PROJECT SUMMARY/ABSTRACT Pancreatic ductal adenocarcinoma (PDAC) is now the 3rd leading cause of cancer related death in the United States. The overwhelming majority of patients receive systemic chemotherapy as part of a neoadjuvant, adjuvant, or palliative treatment regimen. These systemic agents do not provide durable survival benefits in patients with PDAC. The reason for this is unknown and given that there are no promising new agents on the horizon, novel strategies to increase treatment responsiveness or identify preventative measures are desperately needed. Our group and others have reported the importance of the host microbiome on PDAC development and progression. The microbiome is the milieu of microorganisms that share the body space of every individual and has been increasingly associated with a variety of human diseases, including pancreatic cancer. Building on prior published work and provocative preliminary data from our lab, we propose novel experiments that will identify bacteria as modulators of NK cells and their anti-tumor function in order to augment response to chemotherapy and provide a preventative and treatment strategy. Our innovative approach utilizing gnotobiotic technology, microbial manipulation, and the innate immune system to enhance PDAC responsiveness to chemotherapy has not been undertaken previously and will advance the field of pancreatic cancer research. We hypothesize that selective intestinal bacteria can delay or prevent PDAC development and furthermore, enhance the anti-tumor efficacy of gemcitabine and 5-FU, common chemotherapeutic agents used to treat PDAC. In order to test this hypothesis, we propose the following specific aims: Aim 1: Establish the ability of E. hirae to prevent PDAC development utilizing a xenograft and genetic mouse model of pancreatic cancer. Aim 2: Establish the impact of E. hirae to augment chemotherapy efficacy in PDAC. With fulfillment of the Specific Aims, this proposal will confirm the role of Enterococcus hirae to enhance the anti-PDAC role of NK cells in PDAC prevention as well as its response to chemotherapy treatment. Such knowledge will advance our understanding of host factors that impact the responsiveness of PDAC to chemotherapy and provide transformative data to support a National Institutes of Health R01 application and first-in-human trials for bacterial manipulation with E. hirae that targets the anti-PDAC role of NK cells as a preventative and treatment strategy.

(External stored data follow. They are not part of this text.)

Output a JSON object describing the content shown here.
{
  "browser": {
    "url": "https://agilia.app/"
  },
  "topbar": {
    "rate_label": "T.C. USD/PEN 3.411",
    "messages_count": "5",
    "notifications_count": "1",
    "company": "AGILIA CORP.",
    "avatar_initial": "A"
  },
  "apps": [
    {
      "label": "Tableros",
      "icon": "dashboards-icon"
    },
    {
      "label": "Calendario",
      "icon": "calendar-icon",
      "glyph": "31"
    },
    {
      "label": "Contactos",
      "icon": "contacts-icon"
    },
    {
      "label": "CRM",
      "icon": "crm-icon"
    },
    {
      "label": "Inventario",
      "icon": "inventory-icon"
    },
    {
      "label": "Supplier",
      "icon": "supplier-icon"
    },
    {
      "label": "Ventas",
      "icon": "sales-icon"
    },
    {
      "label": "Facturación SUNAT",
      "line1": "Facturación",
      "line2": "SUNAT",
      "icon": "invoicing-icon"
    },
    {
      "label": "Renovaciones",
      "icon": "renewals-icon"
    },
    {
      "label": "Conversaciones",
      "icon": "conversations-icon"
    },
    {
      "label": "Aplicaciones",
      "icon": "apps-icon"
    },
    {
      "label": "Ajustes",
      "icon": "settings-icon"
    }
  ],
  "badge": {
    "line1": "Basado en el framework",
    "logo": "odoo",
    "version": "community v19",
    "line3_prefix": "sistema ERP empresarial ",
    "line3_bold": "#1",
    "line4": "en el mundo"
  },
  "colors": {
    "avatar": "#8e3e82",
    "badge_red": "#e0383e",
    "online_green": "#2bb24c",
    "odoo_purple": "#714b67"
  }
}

项目概要/摘要胰腺导管腺癌 (PDAC) 目前是癌症相关死亡的第三大原因美国。绝大多数患者接受全身化疗作为新辅助治疗的一部分，辅助或姑息治疗方案。这些全身性药物不能提供持久的生存益处 PDAC 患者。其原因尚不清楚，并且考虑到目前还没有有前途的新药物地平线，提高治疗反应性或确定预防措施的新策略是迫切需要的需要。我们的小组和其他人报告了宿主微生物组对 PDAC 发育的重要性，进展。微生物组是微生物的环境，它们共享每个个体的身体空间，并且与包括胰腺癌在内的多种人类疾病的关系越来越密切。建立在之前发表的工作和来自我们实验室的具有挑战性的初步数据，我们提出了新颖的实验鉴定细菌作为 NK 细胞及其抗肿瘤功能的调节剂，以增强对化疗并提供预防和治疗策略。我们利用无菌菌的创新方法技术、微生物操作和先天免疫系统，以增强 PDAC 的反应能力以前从未进行过化疗，这将推动胰腺癌研究领域的发展。我们假设选择性肠道细菌可以延迟或阻止 PDAC 的发育，并且此外，增强常用化疗药物吉西他滨和5-FU的抗肿瘤功效治疗 PDAC。为了检验这一假设，我们提出以下具体目标：目标 1：利用异种移植物和遗传技术建立 E. hirae 阻止 PDAC 发育的能力胰腺癌小鼠模型。目标 2：确定 E. hirae 对增强 PDAC 化疗疗效的影响。随着具体目标的实现，该提案将确认海拉肠球菌在增强 NK 细胞在 PDAC 预防中的抗 PDAC 作用及其对化疗的反应。这样的知识将促进我们对影响 PDAC 响应能力的宿主因素的理解化疗并提供变革性数据以支持美国国立卫生研究院 R01 申请和首次对 E. hirae 进行细菌操作的人体试验，其目标是 NK 细胞的抗 PDAC 作用预防和治疗策略。